Ad-banners should contain a static clickable image or text and certainly nothing nothing more than a video clip or animated gif.
Most ads on websites use scripts and cookies and where's there's code, there's going to be criminals that try finding vulnerabilities to drop malware, throw pop-ups or redirect the user. This would be very difficult to perform if ad providers were only allowed to provide a set of ad images and target links to where clicked images lead the user to.
My worst experience for ads was around 2005 when every second or third webpage I opened on most websites (including CD Freaks) resulted in one or two pop-ups. At that stage, I used Ad Block as the ads were severely crippling my satellite connection (300kbps), not to mention eating into my 1.5GB/month usage allowance. Back then, the most common malware was diallers, which on a dial-up connection would drop the existing connection and reconnect the user to a premium rate #.
I haven't used an ad-blocker in a few years and now mainly avoid websites that serve pop-up or flash over advertising.
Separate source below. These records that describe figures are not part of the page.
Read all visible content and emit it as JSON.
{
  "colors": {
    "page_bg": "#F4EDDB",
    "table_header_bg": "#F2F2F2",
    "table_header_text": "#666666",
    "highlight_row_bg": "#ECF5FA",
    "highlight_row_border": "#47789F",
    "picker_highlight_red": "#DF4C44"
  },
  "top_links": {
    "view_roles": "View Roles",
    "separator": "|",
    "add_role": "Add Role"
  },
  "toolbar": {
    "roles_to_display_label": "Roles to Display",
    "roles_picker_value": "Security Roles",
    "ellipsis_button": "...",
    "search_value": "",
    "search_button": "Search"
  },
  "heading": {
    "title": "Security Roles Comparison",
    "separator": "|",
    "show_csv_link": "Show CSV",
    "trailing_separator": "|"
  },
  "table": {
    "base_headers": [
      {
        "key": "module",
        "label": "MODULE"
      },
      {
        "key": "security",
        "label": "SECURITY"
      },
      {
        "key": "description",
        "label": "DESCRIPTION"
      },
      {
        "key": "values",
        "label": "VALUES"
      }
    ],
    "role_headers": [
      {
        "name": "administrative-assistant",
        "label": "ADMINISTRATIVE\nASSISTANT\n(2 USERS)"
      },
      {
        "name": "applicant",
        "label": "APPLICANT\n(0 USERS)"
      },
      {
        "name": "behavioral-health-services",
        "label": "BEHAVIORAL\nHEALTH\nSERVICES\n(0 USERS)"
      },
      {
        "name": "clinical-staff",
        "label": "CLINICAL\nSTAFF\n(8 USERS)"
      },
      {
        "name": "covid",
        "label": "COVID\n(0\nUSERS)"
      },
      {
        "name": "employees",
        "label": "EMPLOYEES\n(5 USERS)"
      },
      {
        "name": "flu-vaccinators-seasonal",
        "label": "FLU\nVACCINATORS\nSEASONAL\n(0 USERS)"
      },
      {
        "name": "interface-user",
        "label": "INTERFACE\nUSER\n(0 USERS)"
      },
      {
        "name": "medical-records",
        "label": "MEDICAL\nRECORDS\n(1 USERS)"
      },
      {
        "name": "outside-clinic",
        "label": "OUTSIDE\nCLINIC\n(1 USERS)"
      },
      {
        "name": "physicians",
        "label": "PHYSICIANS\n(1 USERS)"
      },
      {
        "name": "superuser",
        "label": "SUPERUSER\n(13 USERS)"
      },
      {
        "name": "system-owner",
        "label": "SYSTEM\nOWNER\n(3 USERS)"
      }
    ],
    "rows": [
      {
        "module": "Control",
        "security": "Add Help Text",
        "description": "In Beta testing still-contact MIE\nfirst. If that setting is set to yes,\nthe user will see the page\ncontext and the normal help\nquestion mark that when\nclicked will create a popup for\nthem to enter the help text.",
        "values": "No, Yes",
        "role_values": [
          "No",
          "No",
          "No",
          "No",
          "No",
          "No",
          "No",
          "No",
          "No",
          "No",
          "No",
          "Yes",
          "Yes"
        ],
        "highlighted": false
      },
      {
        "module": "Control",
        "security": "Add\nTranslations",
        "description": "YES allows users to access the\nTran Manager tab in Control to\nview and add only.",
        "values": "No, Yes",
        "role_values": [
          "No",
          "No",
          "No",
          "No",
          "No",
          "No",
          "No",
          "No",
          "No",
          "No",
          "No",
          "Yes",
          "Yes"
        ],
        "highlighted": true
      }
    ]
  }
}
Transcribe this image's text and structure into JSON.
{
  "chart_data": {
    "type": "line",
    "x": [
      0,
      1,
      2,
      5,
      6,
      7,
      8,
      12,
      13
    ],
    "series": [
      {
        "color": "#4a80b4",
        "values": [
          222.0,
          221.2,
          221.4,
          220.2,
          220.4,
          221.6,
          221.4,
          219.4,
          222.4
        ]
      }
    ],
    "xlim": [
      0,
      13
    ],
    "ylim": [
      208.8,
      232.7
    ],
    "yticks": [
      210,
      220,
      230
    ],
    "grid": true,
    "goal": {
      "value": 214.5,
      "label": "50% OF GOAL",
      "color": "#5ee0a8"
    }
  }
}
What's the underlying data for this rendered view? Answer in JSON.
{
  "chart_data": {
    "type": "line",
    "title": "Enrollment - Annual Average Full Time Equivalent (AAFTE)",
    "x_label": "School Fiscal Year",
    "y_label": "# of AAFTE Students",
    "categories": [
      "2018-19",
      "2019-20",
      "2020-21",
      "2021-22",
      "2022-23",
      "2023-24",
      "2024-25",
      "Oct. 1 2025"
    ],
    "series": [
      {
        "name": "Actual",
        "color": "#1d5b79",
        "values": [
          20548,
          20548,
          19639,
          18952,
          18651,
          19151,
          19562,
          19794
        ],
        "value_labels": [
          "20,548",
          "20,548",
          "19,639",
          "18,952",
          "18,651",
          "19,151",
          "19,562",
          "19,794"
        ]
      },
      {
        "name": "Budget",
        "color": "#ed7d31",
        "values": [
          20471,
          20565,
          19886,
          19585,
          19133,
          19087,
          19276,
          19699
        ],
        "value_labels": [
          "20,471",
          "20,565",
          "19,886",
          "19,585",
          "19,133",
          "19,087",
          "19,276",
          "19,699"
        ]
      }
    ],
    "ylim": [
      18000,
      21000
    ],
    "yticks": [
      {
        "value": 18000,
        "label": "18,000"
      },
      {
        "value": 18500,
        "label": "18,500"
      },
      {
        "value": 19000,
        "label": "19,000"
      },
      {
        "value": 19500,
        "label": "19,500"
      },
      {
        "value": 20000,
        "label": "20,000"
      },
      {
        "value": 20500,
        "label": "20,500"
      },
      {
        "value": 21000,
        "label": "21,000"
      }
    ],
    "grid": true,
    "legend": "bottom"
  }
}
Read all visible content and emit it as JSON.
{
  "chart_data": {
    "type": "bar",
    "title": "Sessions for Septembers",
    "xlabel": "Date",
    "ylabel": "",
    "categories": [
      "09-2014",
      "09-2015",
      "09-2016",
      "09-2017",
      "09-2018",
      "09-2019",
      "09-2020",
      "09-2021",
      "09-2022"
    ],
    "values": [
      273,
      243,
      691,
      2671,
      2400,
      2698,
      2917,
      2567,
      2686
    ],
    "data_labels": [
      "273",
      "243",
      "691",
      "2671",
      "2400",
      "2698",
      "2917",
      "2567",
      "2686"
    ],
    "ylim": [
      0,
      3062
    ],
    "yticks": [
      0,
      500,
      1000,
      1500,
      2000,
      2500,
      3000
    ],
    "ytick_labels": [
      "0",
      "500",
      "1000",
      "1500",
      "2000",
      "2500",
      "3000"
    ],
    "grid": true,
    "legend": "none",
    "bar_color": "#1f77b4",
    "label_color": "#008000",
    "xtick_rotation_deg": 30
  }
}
I also stopped using Flash since about a year ago which has also reduced the number of annoying ads. For the few websites I need flash on (mainly BBC News videos), I just open that page in Chrome browser and return to Firefox afterwards.
Personally I don't consider ad-blockers theft. However, I'm sure some people would also argue that ads are stealing their bandwidth, especially on mobile data connections where the user pays per MB.